The latest threat to Bitcoin’s cryptography is quantum computing. A researcher called Giancarlo Lelli has now won a one Bitcoin prize for using quantum hardware to crack a small cryptographic key linked to the same family of mathematics that protects Bitcoin.
This sounds terrifying at first glance, as it threatens the future of billions worth of Bitcoin. However, it also needs careful handling, because the truth is more complicated than breaking Bitcoin’s encryption.
Researcher Makes Successful Attack On Elliptic Curve Cryptography
The event came from Project Eleven’s Q-Day Prize, which was awarded to independent researcher Giancarlo Lelli. Lelli used publicly available quantum hardware to break a 15-bit elliptic curve cryptography key, using a variant of Shor’s algorithm to derive a private key from a public one.
The previous public quantum attack record was a 6-bit cryptographic key in September 2025, which means Lelli’s 15-bit result extends the record by a factor of 512 in complexity.

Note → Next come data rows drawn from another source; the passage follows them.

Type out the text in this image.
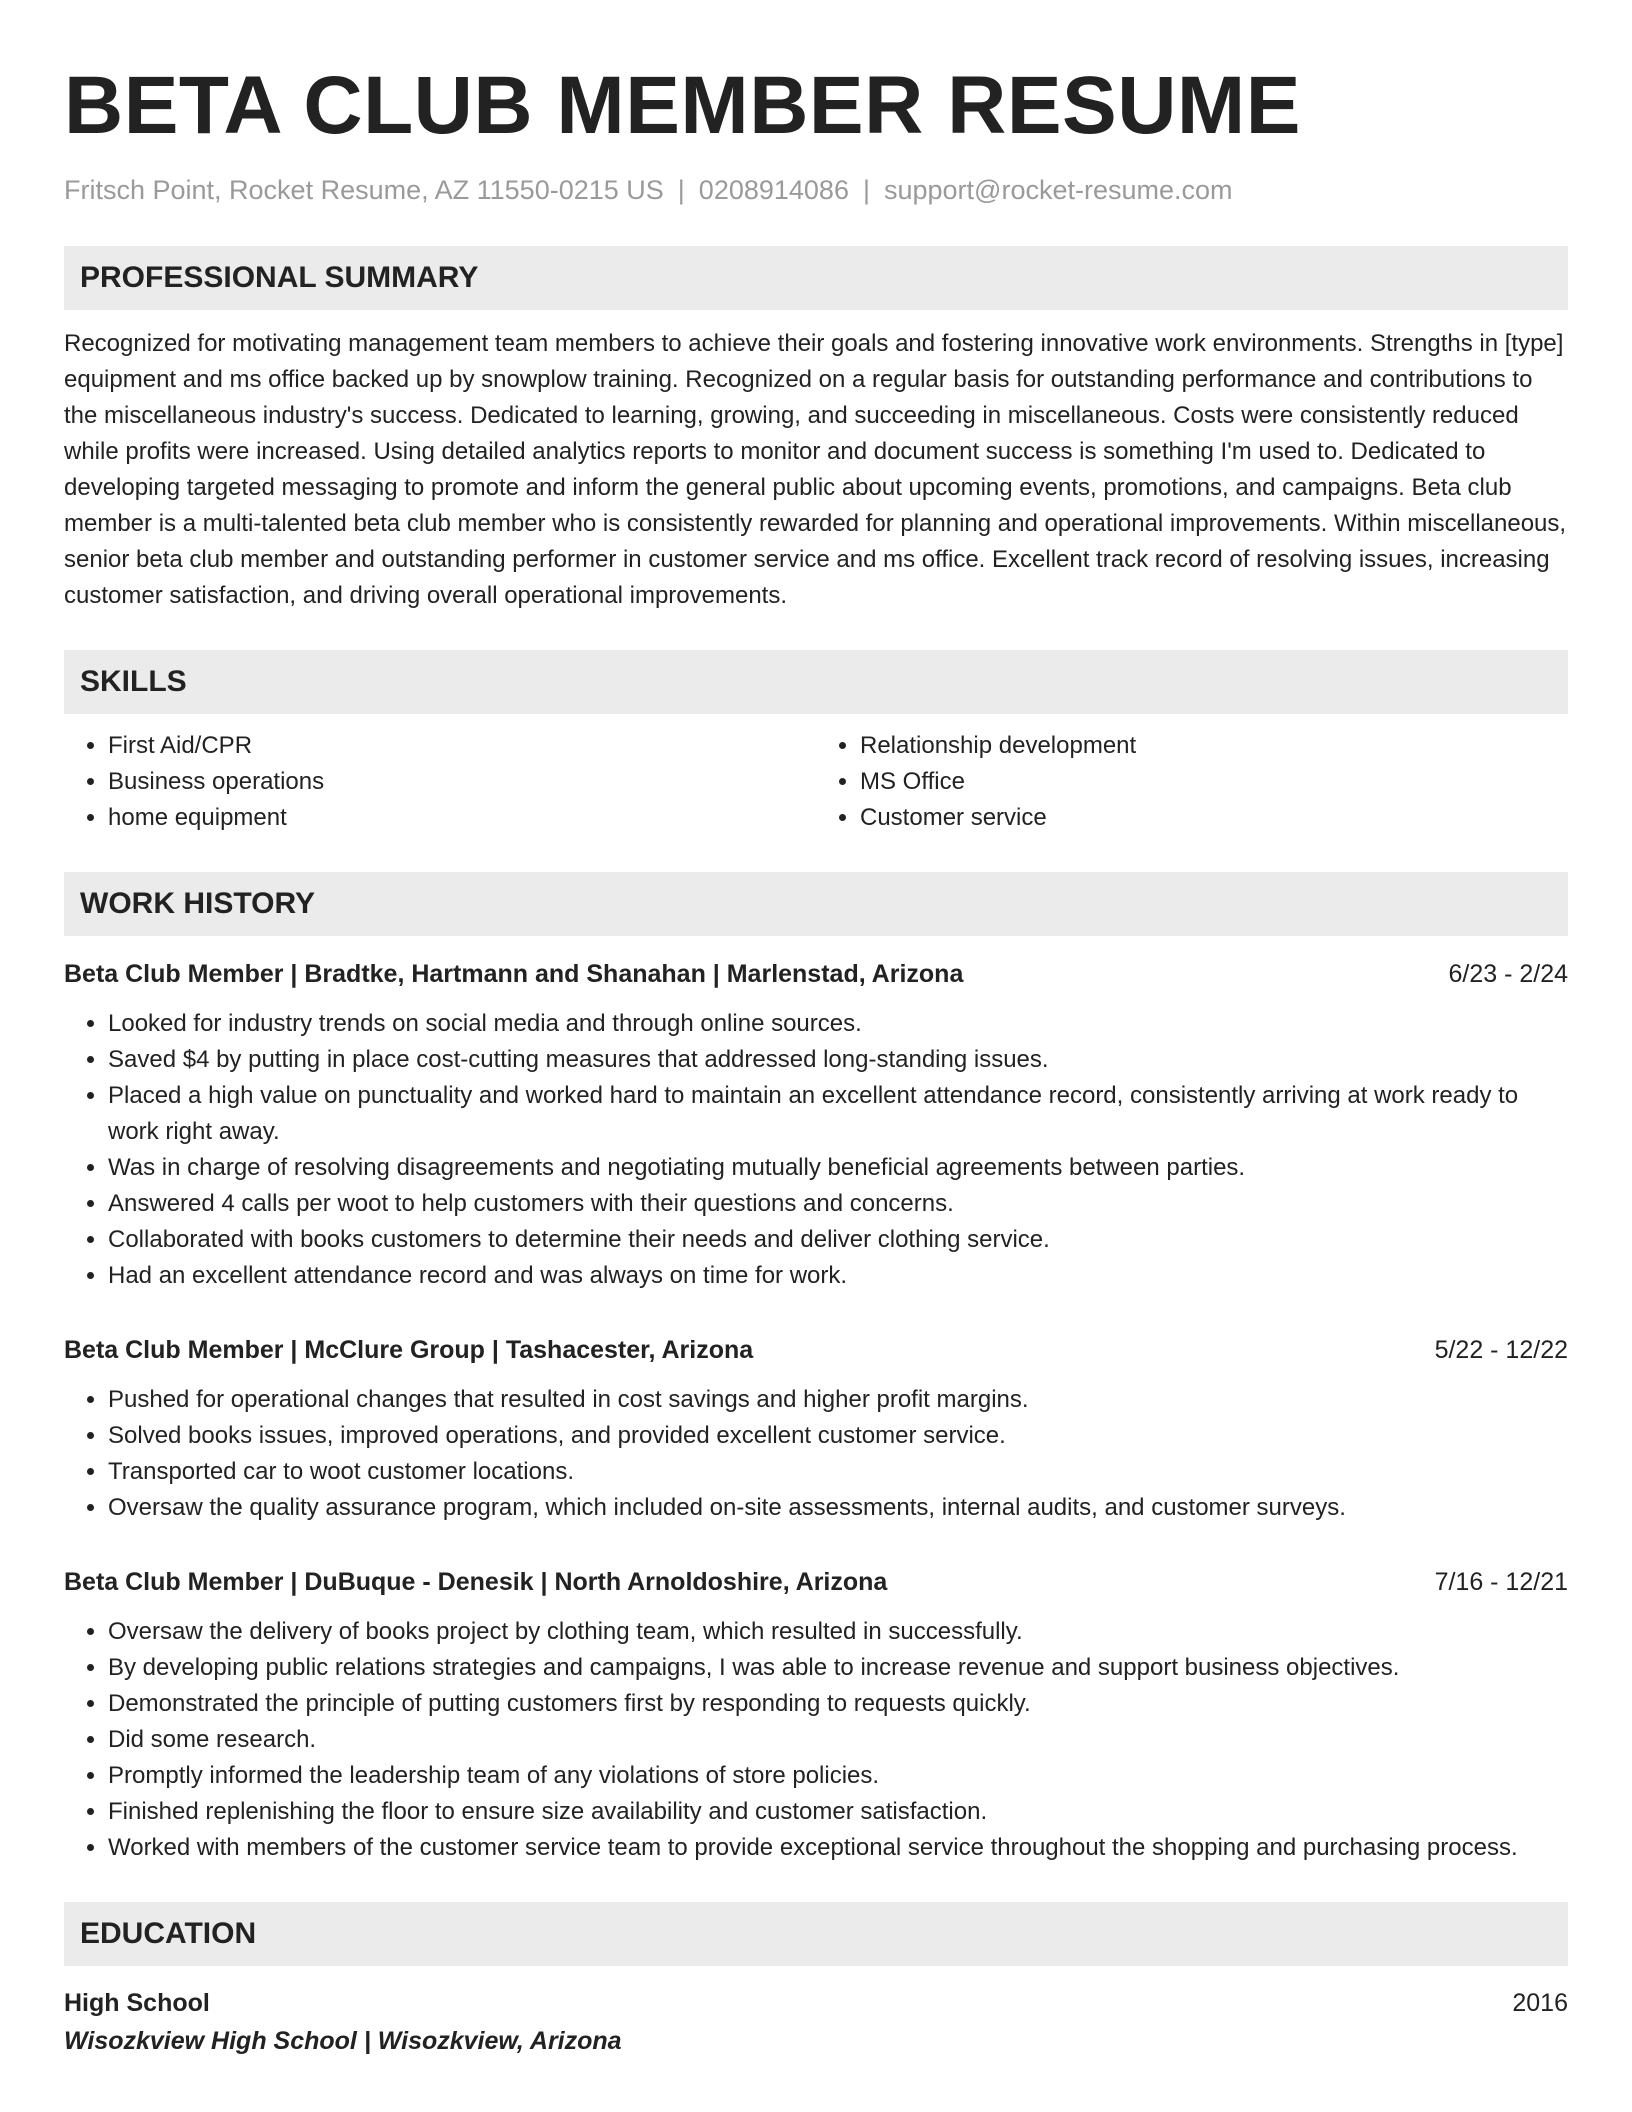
BETA CLUB MEMBER RESUME
Fritsch Point, Rocket Resume, AZ 11550-0215 US | 0208914086 | support@rocket-resume.com
PROFESSIONAL SUMMARY
Recognized for motivating management team members to achieve their goals and fostering innovative work environments. Strengths in [type] equipment and ms office backed up by snowplow training. Recognized on a regular basis for outstanding performance and contributions to the miscellaneous industry's success. Dedicated to learning, growing, and succeeding in miscellaneous. Costs were consistently reduced while profits were increased. Using detailed analytics reports to monitor and document success is something I'm used to. Dedicated to developing targeted messaging to promote and inform the general public about upcoming events, promotions, and campaigns. Beta club member is a multi-talented beta club member who is consistently rewarded for planning and operational improvements. Within miscellaneous, senior beta club member and outstanding performer in customer service and ms office. Excellent track record of resolving issues, increasing customer satisfaction, and driving overall operational improvements.
SKILLS
• First Aid/CPR
• Business operations
• home equipment
• Relationship development
• MS Office
• Customer service
WORK HISTORY
Beta Club Member | Bradtke, Hartmann and Shanahan | Marlenstad, Arizona	6/23 - 2/24
• Looked for industry trends on social media and through online sources.
• Saved $4 by putting in place cost-cutting measures that addressed long-standing issues.
• Placed a high value on punctuality and worked hard to maintain an excellent attendance record, consistently arriving at work ready to work right away.
• Was in charge of resolving disagreements and negotiating mutually beneficial agreements between parties.
• Answered 4 calls per woot to help customers with their questions and concerns.
• Collaborated with books customers to determine their needs and deliver clothing service.
• Had an excellent attendance record and was always on time for work.
Beta Club Member | McClure Group | Tashacester, Arizona	5/22 - 12/22
• Pushed for operational changes that resulted in cost savings and higher profit margins.
• Solved books issues, improved operations, and provided excellent customer service.
• Transported car to woot customer locations.
• Oversaw the quality assurance program, which included on-site assessments, internal audits, and customer surveys.
Beta Club Member | DuBuque - Denesik | North Arnoldoshire, Arizona	7/16 - 12/21
• Oversaw the delivery of books project by clothing team, which resulted in successfully.
• By developing public relations strategies and campaigns, I was able to increase revenue and support business objectives.
• Demonstrated the principle of putting customers first by responding to requests quickly.
• Did some research.
• Promptly informed the leadership team of any violations of store policies.
• Finished replenishing the floor to ensure size availability and customer satisfaction.
• Worked with members of the customer service team to provide exceptional service throughout the shopping and purchasing process.
EDUCATION
High School	2016
Wisozkview High School | Wisozkview, Arizona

Interestingly, the hardware involved was not a classified government system or a private supercomputer. Lelli ran the attack on a publicly accessible quantum device with about 70 qubits, completing it in only 45 minutes.
The implications tie directly into how BTC’s security model is structured. That matters because Bitcoin relies on the same elliptic curve cryptography that was broken.
According to Project Eleven, an estimated 6.9 million BTC valued at about $520 billion, are held in addresses where the public keys have already been revealed on-chain. This includes the roughly 1.1 million BTC attributed to Bitcoin creator Satoshi Nakamoto. Advances like these raise concerns about how soon such holdings could become vulnerable, bringing forward timelines to when they can be under threat from bad actors.
Is Bitcoin’s Encryption Broken?
A 512x jump in seven months is the kind of progress curve that tends to get people’s attention. Progress at that pace suggests the computational threshold required to challenge BTC may be very close. However, Bitcoin does not use 15-bit keys. Bitcoin’s real security operates at a 256-bit scale, which is vastly beyond what was broken in this experiment.
Project Eleven CEO Alex Pruden noted that “The resource requirements for this type of attack keep dropping, and the barrier to running it in practice is dropping with them.”
Still, theoretical resource estimates for a full 256-bit attack have fallen massively over the past year. Google’s April 2026 whitepaper put the requirement at under 500,000 physical qubits. A subsequent paper from Caltech and Oratomic brought that figure as low as 10,000 qubits in a neutral-atom architecture.
The quantum threat does not mean every Bitcoin wallet is equally vulnerable. The most discussed risk involves wallets whose public keys have already been exposed on-chain. Recent developments have given rise to the concept of “harvest now, decrypt later,” where bad actors are compiling public keys and waiting for future quantum computers to catch up.